Deep Work by Cal Newport – One of the challenges of transiting from Phase 1 CEO to Phase 2 CEO is that you work less in the company, and more on the company. This involves more coaching and management, as well as using a red pen to edit and vet (as opposed to a black one to write and create). It’s easy to get sucked up in endless meetings and discussions. I like Deep Work because it outlines how I can set aside dedicated focus time to build things and get productive work done.               

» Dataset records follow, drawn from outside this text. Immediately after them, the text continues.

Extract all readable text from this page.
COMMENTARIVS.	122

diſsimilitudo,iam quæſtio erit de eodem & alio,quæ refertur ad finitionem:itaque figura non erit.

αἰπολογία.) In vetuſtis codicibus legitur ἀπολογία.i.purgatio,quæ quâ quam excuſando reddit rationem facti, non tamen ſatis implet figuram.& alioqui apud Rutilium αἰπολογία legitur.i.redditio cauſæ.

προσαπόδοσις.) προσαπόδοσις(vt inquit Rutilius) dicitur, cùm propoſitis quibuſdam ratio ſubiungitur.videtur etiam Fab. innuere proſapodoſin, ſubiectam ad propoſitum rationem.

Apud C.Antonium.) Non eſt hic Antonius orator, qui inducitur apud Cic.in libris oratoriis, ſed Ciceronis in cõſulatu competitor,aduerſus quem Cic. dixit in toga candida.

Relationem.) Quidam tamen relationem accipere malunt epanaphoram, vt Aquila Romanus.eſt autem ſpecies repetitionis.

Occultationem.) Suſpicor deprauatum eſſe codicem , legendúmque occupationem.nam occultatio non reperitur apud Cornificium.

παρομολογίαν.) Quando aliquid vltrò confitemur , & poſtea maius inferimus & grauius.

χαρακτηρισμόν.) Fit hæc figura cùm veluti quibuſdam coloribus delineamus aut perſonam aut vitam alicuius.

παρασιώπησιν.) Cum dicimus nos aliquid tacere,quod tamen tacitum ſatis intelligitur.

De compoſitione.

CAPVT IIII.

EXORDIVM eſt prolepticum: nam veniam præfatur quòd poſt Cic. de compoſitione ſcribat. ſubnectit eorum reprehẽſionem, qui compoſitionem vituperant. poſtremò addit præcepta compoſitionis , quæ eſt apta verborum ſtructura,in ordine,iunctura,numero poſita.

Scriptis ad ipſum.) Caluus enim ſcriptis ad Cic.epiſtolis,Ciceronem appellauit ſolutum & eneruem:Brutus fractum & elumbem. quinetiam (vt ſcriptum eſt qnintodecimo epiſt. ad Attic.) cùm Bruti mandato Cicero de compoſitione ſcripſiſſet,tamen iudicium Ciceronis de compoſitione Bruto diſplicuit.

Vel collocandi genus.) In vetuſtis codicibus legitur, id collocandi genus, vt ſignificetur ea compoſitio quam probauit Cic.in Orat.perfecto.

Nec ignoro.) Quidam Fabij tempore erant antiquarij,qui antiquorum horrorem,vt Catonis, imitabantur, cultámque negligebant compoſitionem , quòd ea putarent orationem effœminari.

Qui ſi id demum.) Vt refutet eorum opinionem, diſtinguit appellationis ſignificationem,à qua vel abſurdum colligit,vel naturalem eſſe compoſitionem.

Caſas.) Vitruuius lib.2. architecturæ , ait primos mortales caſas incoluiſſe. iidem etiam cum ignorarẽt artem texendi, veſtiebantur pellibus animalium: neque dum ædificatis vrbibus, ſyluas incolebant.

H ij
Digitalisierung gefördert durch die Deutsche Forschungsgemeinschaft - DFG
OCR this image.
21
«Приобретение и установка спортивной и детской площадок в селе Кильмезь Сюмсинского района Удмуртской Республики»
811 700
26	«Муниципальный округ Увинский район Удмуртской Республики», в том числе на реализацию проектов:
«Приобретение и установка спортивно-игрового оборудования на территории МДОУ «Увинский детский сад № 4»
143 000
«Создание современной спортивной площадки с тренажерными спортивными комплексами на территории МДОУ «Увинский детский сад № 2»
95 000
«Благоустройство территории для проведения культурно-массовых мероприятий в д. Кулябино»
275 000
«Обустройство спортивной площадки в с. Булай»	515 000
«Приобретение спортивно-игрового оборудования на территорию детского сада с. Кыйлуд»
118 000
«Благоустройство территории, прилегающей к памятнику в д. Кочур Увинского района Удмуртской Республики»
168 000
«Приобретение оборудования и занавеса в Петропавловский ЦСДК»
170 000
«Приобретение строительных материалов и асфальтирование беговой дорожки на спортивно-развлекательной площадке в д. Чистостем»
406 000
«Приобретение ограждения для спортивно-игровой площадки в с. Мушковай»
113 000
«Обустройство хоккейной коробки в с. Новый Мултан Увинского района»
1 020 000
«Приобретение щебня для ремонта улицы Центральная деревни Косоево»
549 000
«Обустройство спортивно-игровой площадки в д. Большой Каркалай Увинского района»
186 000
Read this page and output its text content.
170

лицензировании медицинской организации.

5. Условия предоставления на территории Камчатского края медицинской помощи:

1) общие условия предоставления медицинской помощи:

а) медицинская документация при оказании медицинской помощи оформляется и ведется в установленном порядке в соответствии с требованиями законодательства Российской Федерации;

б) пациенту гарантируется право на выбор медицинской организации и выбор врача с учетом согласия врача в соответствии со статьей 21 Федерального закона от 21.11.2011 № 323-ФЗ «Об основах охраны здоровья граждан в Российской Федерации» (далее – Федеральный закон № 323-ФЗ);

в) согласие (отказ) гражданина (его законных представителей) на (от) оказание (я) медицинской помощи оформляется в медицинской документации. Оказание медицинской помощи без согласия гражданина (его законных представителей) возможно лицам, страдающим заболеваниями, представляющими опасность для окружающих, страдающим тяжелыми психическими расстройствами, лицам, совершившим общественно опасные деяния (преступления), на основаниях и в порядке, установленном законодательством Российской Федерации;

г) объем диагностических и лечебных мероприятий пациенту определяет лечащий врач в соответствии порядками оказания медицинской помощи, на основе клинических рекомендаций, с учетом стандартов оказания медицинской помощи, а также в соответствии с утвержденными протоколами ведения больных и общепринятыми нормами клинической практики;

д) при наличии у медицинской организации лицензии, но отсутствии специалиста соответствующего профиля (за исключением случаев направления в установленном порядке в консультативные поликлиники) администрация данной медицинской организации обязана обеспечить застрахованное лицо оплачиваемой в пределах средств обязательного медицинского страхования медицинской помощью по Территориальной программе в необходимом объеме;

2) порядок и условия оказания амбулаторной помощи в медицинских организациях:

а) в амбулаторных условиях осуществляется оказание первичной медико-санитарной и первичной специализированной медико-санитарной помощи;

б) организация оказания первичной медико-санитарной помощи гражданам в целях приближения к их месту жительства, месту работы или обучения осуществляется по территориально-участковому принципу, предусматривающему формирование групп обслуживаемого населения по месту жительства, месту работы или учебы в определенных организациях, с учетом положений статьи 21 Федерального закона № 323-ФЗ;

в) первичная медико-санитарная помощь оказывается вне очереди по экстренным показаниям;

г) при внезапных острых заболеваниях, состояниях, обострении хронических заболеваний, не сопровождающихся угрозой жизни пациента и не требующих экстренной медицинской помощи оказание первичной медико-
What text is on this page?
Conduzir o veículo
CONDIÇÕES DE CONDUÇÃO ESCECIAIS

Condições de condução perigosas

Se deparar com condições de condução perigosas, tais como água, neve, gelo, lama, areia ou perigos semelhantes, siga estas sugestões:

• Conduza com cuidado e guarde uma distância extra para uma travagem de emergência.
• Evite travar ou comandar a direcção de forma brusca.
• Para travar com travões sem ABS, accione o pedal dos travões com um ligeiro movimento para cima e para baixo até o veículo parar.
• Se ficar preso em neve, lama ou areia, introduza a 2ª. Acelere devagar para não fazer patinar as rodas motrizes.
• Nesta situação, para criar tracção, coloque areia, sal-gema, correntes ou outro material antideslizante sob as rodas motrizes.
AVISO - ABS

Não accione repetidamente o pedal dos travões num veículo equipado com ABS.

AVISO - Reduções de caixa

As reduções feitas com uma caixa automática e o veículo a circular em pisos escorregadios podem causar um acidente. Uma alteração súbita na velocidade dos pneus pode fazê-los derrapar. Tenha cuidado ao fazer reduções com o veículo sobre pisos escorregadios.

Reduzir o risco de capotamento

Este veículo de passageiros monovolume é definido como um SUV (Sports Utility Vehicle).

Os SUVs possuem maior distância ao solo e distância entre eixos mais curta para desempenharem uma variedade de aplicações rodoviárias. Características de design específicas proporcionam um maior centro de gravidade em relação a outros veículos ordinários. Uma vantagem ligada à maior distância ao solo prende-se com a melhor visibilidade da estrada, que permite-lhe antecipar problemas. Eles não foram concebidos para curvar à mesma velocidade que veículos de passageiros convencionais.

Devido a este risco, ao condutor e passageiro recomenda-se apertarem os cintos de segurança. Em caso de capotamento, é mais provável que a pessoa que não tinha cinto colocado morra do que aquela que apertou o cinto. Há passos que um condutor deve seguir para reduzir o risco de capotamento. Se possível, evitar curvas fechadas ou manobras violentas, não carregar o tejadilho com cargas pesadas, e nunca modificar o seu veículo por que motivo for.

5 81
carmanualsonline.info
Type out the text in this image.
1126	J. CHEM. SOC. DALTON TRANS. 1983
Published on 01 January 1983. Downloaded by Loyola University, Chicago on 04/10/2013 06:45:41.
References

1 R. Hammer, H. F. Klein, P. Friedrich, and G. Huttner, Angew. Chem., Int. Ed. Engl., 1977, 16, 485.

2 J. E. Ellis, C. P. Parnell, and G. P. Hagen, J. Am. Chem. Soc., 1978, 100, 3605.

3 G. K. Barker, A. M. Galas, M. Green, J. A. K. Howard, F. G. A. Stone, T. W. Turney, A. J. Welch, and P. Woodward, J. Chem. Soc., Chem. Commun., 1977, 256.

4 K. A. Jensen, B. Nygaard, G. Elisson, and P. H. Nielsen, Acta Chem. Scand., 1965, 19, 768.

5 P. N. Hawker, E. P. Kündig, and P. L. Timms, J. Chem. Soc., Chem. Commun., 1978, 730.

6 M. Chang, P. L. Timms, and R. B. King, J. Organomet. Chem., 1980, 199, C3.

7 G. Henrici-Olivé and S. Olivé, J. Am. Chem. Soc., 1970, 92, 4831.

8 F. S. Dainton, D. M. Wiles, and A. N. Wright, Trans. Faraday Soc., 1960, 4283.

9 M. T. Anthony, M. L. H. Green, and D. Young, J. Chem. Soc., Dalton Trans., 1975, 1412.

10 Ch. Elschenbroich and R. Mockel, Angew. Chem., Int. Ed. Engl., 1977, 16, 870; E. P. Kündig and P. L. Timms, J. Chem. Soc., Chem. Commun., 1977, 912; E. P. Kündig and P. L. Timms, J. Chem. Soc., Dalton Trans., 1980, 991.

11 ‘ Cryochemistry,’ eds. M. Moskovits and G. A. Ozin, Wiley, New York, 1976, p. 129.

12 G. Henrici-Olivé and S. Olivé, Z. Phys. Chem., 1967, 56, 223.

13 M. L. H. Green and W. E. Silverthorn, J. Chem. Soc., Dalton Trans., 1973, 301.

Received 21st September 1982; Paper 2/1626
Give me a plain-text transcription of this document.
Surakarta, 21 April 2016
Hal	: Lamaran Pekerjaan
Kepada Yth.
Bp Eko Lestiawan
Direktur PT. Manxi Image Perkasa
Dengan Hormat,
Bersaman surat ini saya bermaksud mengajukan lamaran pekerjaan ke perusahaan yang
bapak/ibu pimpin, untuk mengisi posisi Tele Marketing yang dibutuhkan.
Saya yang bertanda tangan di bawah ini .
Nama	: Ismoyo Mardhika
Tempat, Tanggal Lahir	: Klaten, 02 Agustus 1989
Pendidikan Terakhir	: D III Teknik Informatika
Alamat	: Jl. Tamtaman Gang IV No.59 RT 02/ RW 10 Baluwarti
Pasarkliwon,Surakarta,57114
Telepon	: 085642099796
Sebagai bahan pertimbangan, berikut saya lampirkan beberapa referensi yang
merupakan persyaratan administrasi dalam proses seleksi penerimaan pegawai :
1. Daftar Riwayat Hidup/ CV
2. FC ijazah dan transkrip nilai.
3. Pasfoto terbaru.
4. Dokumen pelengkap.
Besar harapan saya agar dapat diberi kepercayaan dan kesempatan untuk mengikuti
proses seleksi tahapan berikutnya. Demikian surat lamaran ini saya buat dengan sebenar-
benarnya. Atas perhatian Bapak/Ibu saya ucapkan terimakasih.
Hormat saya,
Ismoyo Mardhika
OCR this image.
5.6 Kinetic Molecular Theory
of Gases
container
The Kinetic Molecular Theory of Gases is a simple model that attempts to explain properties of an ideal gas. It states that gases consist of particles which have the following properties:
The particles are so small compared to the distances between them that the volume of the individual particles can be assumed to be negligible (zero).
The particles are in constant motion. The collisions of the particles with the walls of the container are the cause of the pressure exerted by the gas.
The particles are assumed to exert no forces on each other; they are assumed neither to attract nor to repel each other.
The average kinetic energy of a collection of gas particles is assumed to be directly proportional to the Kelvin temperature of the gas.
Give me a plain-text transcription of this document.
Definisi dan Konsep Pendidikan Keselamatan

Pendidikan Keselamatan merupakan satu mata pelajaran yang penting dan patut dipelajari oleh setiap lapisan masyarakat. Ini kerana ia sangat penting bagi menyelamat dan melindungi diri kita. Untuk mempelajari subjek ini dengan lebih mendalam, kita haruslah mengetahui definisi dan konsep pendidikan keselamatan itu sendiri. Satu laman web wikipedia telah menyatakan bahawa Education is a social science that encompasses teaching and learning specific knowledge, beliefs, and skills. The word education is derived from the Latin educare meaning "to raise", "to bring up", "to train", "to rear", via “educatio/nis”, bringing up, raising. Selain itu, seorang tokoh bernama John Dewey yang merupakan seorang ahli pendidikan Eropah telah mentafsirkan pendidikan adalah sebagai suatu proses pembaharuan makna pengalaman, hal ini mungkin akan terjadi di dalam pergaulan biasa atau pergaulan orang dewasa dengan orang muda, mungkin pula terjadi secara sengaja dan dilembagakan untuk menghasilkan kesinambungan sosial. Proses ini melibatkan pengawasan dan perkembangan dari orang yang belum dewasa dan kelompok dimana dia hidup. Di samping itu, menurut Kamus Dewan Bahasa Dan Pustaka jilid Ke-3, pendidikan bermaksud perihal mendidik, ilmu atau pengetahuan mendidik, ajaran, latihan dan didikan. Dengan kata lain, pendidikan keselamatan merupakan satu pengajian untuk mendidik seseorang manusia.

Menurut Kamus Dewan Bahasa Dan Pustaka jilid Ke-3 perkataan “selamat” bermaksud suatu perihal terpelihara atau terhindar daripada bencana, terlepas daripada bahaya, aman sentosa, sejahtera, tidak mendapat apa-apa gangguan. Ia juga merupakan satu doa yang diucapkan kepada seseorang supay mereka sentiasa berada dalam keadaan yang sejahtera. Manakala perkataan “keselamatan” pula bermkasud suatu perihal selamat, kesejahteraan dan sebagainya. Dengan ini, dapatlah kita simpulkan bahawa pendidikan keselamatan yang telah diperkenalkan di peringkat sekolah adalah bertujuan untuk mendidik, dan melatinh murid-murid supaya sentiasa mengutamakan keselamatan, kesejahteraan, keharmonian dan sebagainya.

In the Black by Allen Bostrom – A recent recommendation by one of my investors. It’s a simple-to-read book that can be finished over the weekend, but it covers useful advice on how to move towards profitability by aligning marketing, production and accounting. I usually read paperback books, but this one is on my Kindle Reader on iPad.

2 Entrepreneurs You Look Up To 

Ho Kwon Ping – I admire Mr Ho for his ability build a successful business whilst being active in civil society and philanthropy. Mr Ho leads initiatives in various domains, including education and sustainability. I’m glad I got the chance to watch him moderate high-level panels with other business leaders and politicians during the Singapore Summit organised by Temasek. 

Elon Musk – I don’t agree with everything that Elon has said, but I do admire his ability to execute on his ideas and vision extremely well. He has picked some of the most complex and difficult problems that humanity is facing, and I admire how singularly focused he is in aligning his entire team. As he himself puts it, it is rocket science. 

1 Piece Of Advice For Budding Entrepreneurs 

Pick up an ASEAN language. It’s going to be really useful as we see the rise of Southeast Asia over the next few years.